O que eu escrevo é sobre e para diferentes figuras,
diferentes Andiaras
(uma tão destoante da outra!)
e diferentes “alguéns”, tão variados nas suas formas de ser.
Certo? Errado? Bom? Mau?
Apenas definições e convenções?
Ser o que se é, com suas dores, delícias
e jeitos múltiplos:
tente.
Ainda assim terá
(e sempre será)
autenticidade em sua essência.

17 julho 2009

O começo do Fim

Os pais de Rafa tiravam uma sesta no seu quarto. O irmão dela havia saído para jogar fliperama no centro da pequena praia. Estavam enfim sozinhas no seu quarto. Manu deitada no beliche de cima e ela no de baixo. Rafa saiu do quarto, voltou em cerca de 5 minutos sorrindo. Passou pela porta e a trancou.
- Desce aqui - falou deitando-se na cama de baixo novamente.
Manu deitou ao seu lado.
- Estamos sozinhas - beijou -a.
- Eu queria perguntar uma coisa para você... - disse dando mais um beijo.
Rafa tinha a impressão que se a beijasse mais algumas vezes faria com que o seu pedido fosse visto de uma maneira mais tranquila.
- Pergunta depois - se virou ficando por cima dela. Beijou seu pescoço, descendo pelo seu colo.
- Vem cá - segurou levemente sua cabeça fazendo com que seus olhos ficassem na mesma altura - É sério, queria muito falar com você.
Cada vez que Rafa pensava nesse assunto sua barriga congelava. Sentia a ponta dos seus dedos ficarem frias também e seu coração bater forte. Queria falar isso de uma vez, simplesmente falar e pronto. Mas tinha medo. Era um passo muito grande para as duas. Pra ela era algo tão importante que fora justamente por isso que demorara tanto tempo para falar. Mas tinha medo. Na verdade talvez fosse o medo, ele sozinho, puro e cru, que a fizera com que não falasse isso antes. Esse medo que a consumia. E se ela simplesmente dissesse que não? Estaria pondo seu relacionamento no lixo por um capricho. Mas seria capricho seu pedido? Não estava mais do que na hora disso acontecer?
- Não pode ser depois? - Manu deu mais um beijo longo em sua boca, mas Rafa segurou suas mãos tentando impedi-la.

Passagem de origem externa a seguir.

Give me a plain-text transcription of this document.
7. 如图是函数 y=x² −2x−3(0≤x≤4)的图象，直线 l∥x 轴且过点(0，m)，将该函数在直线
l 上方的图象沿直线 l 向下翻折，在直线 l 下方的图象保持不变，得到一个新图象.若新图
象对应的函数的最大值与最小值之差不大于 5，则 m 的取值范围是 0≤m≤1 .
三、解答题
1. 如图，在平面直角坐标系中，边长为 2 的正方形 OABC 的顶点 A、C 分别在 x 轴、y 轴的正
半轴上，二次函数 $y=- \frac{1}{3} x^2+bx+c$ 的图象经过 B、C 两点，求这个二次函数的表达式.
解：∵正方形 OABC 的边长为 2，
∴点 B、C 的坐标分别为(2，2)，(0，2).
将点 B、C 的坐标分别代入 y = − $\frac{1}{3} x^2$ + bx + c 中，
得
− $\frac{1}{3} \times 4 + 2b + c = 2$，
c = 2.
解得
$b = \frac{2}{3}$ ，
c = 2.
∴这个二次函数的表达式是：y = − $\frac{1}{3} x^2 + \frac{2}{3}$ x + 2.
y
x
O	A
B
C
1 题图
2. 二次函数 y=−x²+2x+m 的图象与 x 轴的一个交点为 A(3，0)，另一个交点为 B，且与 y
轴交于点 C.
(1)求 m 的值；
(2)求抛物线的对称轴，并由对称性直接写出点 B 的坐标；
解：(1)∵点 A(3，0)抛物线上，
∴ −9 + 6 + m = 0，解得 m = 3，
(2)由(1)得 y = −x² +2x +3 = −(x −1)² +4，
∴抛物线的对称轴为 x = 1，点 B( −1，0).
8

Olhou-a nos olhos. Ela sorriu mordendo o canto da boca.
- Ta bom, fala - Manu por fim disse, deitando-se novamente ao seu lado.
Ela escorou sua cabeça na sua mão esquerda. Passou sua mão direita sobre o rosto de Manu. Todo aquele tempo que demorava para falar servia para tomar coragem. E se aquila não fosse a melhor hora para falar aquilo? Mas que hora seria? Já estava há muito tempo adiando aquela conversa, quanto tempo mais levaria para falar? Esperaria mais o que acontecer?

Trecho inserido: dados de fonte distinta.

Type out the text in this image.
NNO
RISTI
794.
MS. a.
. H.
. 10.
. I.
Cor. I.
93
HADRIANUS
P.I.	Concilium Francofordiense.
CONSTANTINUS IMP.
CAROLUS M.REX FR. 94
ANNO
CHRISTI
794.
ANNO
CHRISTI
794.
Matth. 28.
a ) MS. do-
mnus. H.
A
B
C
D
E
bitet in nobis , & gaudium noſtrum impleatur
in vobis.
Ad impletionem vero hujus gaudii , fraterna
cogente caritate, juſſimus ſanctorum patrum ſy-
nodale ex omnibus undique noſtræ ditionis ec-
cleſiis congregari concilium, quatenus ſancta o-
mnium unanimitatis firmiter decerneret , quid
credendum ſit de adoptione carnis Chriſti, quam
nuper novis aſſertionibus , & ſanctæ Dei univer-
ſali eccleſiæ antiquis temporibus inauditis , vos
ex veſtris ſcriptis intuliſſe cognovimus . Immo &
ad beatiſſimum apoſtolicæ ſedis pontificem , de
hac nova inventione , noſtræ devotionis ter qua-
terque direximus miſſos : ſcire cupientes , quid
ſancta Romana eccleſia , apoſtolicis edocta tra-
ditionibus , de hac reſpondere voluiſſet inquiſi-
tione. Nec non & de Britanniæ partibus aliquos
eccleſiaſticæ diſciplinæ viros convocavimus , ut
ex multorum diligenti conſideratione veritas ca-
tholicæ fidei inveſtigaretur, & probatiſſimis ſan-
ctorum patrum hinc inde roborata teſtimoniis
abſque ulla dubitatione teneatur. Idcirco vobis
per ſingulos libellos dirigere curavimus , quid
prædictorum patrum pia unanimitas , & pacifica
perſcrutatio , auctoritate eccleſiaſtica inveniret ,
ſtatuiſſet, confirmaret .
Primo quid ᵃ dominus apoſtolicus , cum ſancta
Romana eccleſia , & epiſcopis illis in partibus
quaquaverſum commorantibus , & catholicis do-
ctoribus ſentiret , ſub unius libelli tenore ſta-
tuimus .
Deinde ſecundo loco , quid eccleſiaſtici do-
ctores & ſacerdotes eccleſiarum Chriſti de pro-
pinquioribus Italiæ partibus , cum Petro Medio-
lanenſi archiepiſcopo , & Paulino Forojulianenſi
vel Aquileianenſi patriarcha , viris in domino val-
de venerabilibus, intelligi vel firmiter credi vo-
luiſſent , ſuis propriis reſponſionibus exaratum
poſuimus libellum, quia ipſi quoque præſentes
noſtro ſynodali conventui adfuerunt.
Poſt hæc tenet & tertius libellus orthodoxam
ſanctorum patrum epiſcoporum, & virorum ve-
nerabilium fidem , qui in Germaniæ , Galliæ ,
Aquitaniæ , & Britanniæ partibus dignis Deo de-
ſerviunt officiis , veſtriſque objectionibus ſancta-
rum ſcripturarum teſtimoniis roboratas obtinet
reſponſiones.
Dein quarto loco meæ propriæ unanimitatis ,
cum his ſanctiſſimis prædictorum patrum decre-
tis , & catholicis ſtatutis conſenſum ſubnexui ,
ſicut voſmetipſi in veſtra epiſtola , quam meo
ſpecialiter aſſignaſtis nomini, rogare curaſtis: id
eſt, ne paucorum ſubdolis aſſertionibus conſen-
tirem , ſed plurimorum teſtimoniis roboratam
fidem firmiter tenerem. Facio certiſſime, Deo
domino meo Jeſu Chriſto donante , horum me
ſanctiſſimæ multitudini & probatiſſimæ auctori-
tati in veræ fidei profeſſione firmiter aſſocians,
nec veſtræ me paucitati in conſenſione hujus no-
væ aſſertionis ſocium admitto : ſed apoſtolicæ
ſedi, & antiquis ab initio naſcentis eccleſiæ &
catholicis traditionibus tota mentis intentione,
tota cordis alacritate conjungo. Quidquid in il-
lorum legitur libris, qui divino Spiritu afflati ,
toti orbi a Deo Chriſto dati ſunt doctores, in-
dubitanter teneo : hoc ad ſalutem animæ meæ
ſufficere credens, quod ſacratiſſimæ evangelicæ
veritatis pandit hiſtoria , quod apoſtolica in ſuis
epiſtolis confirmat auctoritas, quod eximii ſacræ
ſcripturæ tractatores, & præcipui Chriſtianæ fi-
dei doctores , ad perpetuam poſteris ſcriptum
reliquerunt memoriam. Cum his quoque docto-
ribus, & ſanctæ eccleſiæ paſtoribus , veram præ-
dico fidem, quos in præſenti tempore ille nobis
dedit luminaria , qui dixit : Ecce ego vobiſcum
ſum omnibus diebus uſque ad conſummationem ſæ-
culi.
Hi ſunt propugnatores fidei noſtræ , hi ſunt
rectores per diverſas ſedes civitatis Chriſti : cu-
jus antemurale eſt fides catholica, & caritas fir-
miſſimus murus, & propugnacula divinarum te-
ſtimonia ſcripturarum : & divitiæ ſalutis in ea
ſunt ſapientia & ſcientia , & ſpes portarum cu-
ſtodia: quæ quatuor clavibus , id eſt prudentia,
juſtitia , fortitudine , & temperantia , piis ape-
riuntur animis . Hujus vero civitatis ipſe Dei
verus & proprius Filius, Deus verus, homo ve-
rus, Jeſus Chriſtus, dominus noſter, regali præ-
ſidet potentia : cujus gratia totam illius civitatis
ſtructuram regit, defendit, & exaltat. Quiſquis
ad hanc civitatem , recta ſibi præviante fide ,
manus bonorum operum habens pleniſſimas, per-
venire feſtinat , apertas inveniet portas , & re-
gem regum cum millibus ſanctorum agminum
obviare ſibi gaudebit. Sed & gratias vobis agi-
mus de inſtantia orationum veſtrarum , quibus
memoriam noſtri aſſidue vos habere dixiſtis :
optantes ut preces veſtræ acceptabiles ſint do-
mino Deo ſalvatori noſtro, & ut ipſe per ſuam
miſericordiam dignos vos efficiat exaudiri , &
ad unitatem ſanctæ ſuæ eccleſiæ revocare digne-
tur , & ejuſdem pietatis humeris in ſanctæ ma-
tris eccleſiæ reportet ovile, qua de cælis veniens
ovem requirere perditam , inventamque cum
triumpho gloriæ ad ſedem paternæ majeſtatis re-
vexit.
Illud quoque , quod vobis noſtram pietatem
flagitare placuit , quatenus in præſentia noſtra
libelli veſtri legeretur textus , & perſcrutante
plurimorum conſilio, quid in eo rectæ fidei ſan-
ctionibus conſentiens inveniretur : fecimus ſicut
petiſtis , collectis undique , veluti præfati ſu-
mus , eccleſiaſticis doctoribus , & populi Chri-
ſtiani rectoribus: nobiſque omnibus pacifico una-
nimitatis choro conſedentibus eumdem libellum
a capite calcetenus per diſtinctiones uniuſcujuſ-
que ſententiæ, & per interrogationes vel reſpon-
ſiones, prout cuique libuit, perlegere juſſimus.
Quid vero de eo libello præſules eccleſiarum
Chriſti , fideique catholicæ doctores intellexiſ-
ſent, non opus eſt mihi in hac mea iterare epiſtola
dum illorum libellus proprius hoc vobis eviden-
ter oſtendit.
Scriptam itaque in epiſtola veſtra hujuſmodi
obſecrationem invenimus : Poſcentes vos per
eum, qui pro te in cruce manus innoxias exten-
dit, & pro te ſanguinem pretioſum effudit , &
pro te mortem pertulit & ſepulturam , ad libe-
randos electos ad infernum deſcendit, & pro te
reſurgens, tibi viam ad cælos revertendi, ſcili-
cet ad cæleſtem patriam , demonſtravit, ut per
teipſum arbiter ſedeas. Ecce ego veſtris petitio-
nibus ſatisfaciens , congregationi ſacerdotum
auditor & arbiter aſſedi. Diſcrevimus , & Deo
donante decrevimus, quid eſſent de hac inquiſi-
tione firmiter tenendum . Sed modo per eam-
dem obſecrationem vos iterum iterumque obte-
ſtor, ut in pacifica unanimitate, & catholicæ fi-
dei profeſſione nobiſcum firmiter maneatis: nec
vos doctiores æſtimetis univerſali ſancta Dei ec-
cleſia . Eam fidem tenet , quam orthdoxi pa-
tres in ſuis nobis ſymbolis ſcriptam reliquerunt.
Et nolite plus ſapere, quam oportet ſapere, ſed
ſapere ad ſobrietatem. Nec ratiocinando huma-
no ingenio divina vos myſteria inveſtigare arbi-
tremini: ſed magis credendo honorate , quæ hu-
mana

- Eu gosto muito de você Manu - deu mais um beijo.
- Eu também gosto de você, era isso? - perguntou enquanto tentava voltar ao seu posto.
Ela riu abraçando-a.
- A gente já tá ficando há bastante tempo né?! - ia fazer isso, aos poucos inserindo o assunto. Talvez estivesse aí a salvação para seu medo, quando visse já tinha falado e acabado com toda sua aflição. Respirou um pouco mais aliviada.
- Sim - Manu respondeu já imaginando qual seria sua próxima frase. Provavelmente ela gostaria de ter um relacionamento mais sério. Não que ele já não fosse, mas algo com pelo menos um nome. Queria talvez falar para mais pessoas que estavam juntas, o único que sabia era o André, o melhor amigo delas. Mas só de pensar em firmar um relacionamento sentia calafrios estranhos, um medo e uma vontade de fugir. Não gostava da ideia de ficar presa a alguém, mesmo que esse alguém fosse a Rafa, única pessoa do mundo em que ela confiava plenamente. Sentiu seu coração bater mais forte, não queria ter aquela conversa. Sentia medo. Sentia receio que aquilo que ela imaginava, em instantes sairia pela boca de Rafa, e então surgisse uma situação que ela não estava esperando. Ou pelo menos, esperava mas não desejava.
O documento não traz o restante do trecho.